La ciudad es un trozo de tierra donde se vive continuamente la lucha traumática entre novedad y desaparición. Barcelona no sería ella misma si a los guateques post-olímpicos como el Mobile World Congress, con toda su panda de cretinos inventores de apps que se pasean por la ciudad luciendo etiquetas congresuales, se sumase de tanto en cuando la indignación por algún comercio en vías de extinción, especialmente si se trata de uno de esos establecimientos que los cursis llaman emblemáticos. La última amenaza de la tiranía de lo nuevo sobre lo viejo ha caído sobre nuestras carismáticas churrerías. Muchos churreros barceloneses se jubilan y la normativa municipal sólo permite ceder su licencia a familiares próximos. Hartos de haber aguantado toda la vida con los padres currando cada domingo y apestando a aceite frito, los descendientes de churrero prefieren hacerse pilotos de avión o agentes bursátiles. Lentamente, Barcelona ha pasado de setenta a una simple veintena de churrerías .

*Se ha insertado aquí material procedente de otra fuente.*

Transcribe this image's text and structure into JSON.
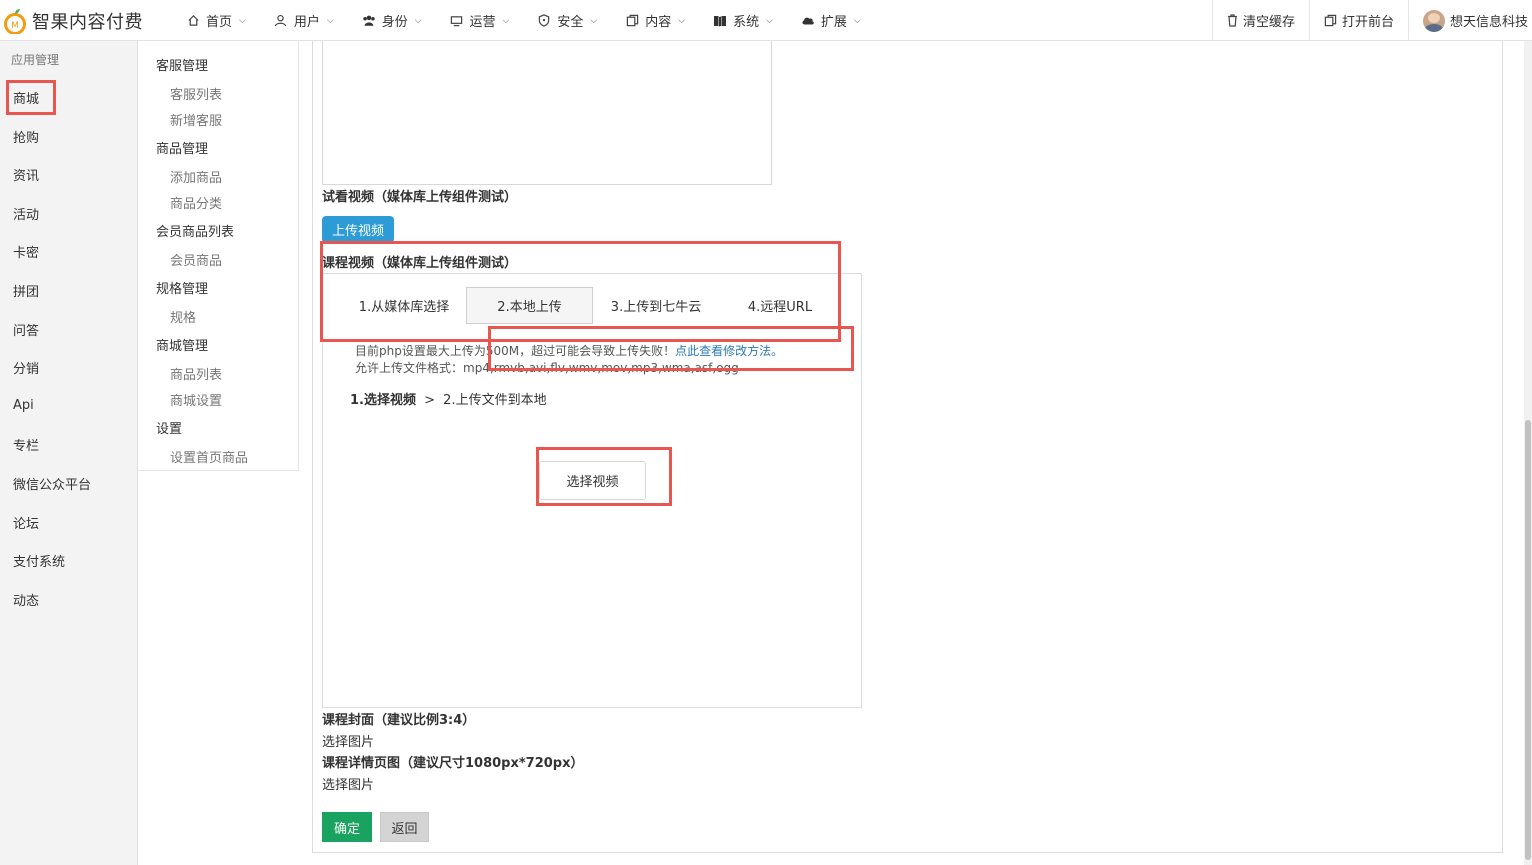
{
  "brand": {
    "name": "智果内容付费",
    "accent": "#f39c12"
  },
  "nav": [
    {
      "label": "首页",
      "icon": "home-icon"
    },
    {
      "label": "用户",
      "icon": "user-icon"
    },
    {
      "label": "身份",
      "icon": "users-icon"
    },
    {
      "label": "运营",
      "icon": "monitor-icon"
    },
    {
      "label": "安全",
      "icon": "shield-icon"
    },
    {
      "label": "内容",
      "icon": "copy-icon"
    },
    {
      "label": "系统",
      "icon": "book-icon"
    },
    {
      "label": "扩展",
      "icon": "cloud-icon"
    }
  ],
  "right_nav": {
    "clear_cache": "清空缓存",
    "open_front": "打开前台",
    "user_name": "想天信息科技"
  },
  "side1": {
    "title": "应用管理",
    "items": [
      "商城",
      "抢购",
      "资讯",
      "活动",
      "卡密",
      "拼团",
      "问答",
      "分销",
      "Api",
      "专栏",
      "微信公众平台",
      "论坛",
      "支付系统",
      "动态"
    ],
    "active": "商城"
  },
  "side2": {
    "groups": [
      {
        "label": "客服管理",
        "items": [
          "客服列表",
          "新增客服"
        ]
      },
      {
        "label": "商品管理",
        "items": [
          "添加商品",
          "商品分类"
        ]
      },
      {
        "label": "会员商品列表",
        "items": [
          "会员商品"
        ]
      },
      {
        "label": "规格管理",
        "items": [
          "规格"
        ]
      },
      {
        "label": "商城管理",
        "items": [
          "商品列表",
          "商城设置"
        ]
      },
      {
        "label": "设置",
        "items": [
          "设置首页商品"
        ]
      }
    ]
  },
  "form": {
    "trial_video_label": "试看视频（媒体库上传组件测试）",
    "upload_video_btn": "上传视频",
    "course_video_label": "课程视频（媒体库上传组件测试）",
    "tabs": [
      "1.从媒体库选择",
      "2.本地上传",
      "3.上传到七牛云",
      "4.远程URL"
    ],
    "active_tab": "2.本地上传",
    "tip_line1": "目前php设置最大上传为500M，超过可能会导致上传失败！",
    "tip_link": "点此查看修改方法。",
    "tip_line2": "允许上传文件格式：mp4,rmvb,avi,flv,wmv,mov,mp3,wma,asf,ogg",
    "step1": "1.选择视频",
    "step_sep": ">",
    "step2": "2.上传文件到本地",
    "choose_video_btn": "选择视频",
    "cover_label": "课程封面（建议比例3:4）",
    "cover_select": "选择图片",
    "detail_label": "课程详情页图（建议尺寸1080px*720px）",
    "detail_select": "选择图片",
    "ok_btn": "确定",
    "back_btn": "返回"
  },
  "colors": {
    "highlight": "#e9564f",
    "primary": "#2d9bd6",
    "success": "#1aa260",
    "link": "#2a7ab7"
  }
}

Los churreros barceloneses han pedido un cambio en la normativa, con más flexibilidad para traspasar las licencias, y este humilde ciudadano de la Rosa de foc se suma a la exigencia por solidaridad y egoísmo: solidaridad con un oficio que en los noventa popularizó las paradas de comida antes que los hipsters inventaran la mariconada esa de los food trucks, y egoísmo de puro y simple ciudadano glotón, para el que los conciertos en el Auditori no serían lo mismo sin el tufillo seductor que desprende la Xurreria Argilés, tocando al metro de Marina, y las noches en el Camp Nou mucho menos calóricas de no estar ahí La Xurre del carrer Arístides Maillol. Los churreros son los bármanes de la madrugada y sus paraditas son el último homenaje a la resaca que tiene nuestra aburridísima ciudad. Un churro es la mirada magnánima de un padre que cede a la glotonería de los chavales, la esgrima de las manos de una pareja que mezcla harina y azúcar con los besos al atardecer.

Hiperalcaldesa, mantenga y ayude a poner churrerías en las calles, que las urnas ya las pondremos nosotros.

El Ayuntamiento y nuestra híperalcaldesa no sólo deberían cambiar la normativa vigente para regalar más tranquilidad a los churreros, sino fomentar un concurso durísimo y exigente para los profesionales que opten a las nuevas licencias y así Barcelona no sólo tendría churreros cariñosos con el pueblo, sino doctos en idiomas y en todo tipo de cuestiones. Una ciudad debe generar felicidad y no hay nada de más beato y jovial que un buen cucurucho de churros, churros que desafíen la dietética insufrible de los foodies vegetarianos, churros que provoquen millares dedos chupándose el aceite y el azúcar, churros de chocolate que provoquen el dolor de cabeza de las lavanderas de la ciudad. Hiperalcaldesa, mantenga y ayude a poner churrerías en las calles, que las urnas ya las pondremos nosotros.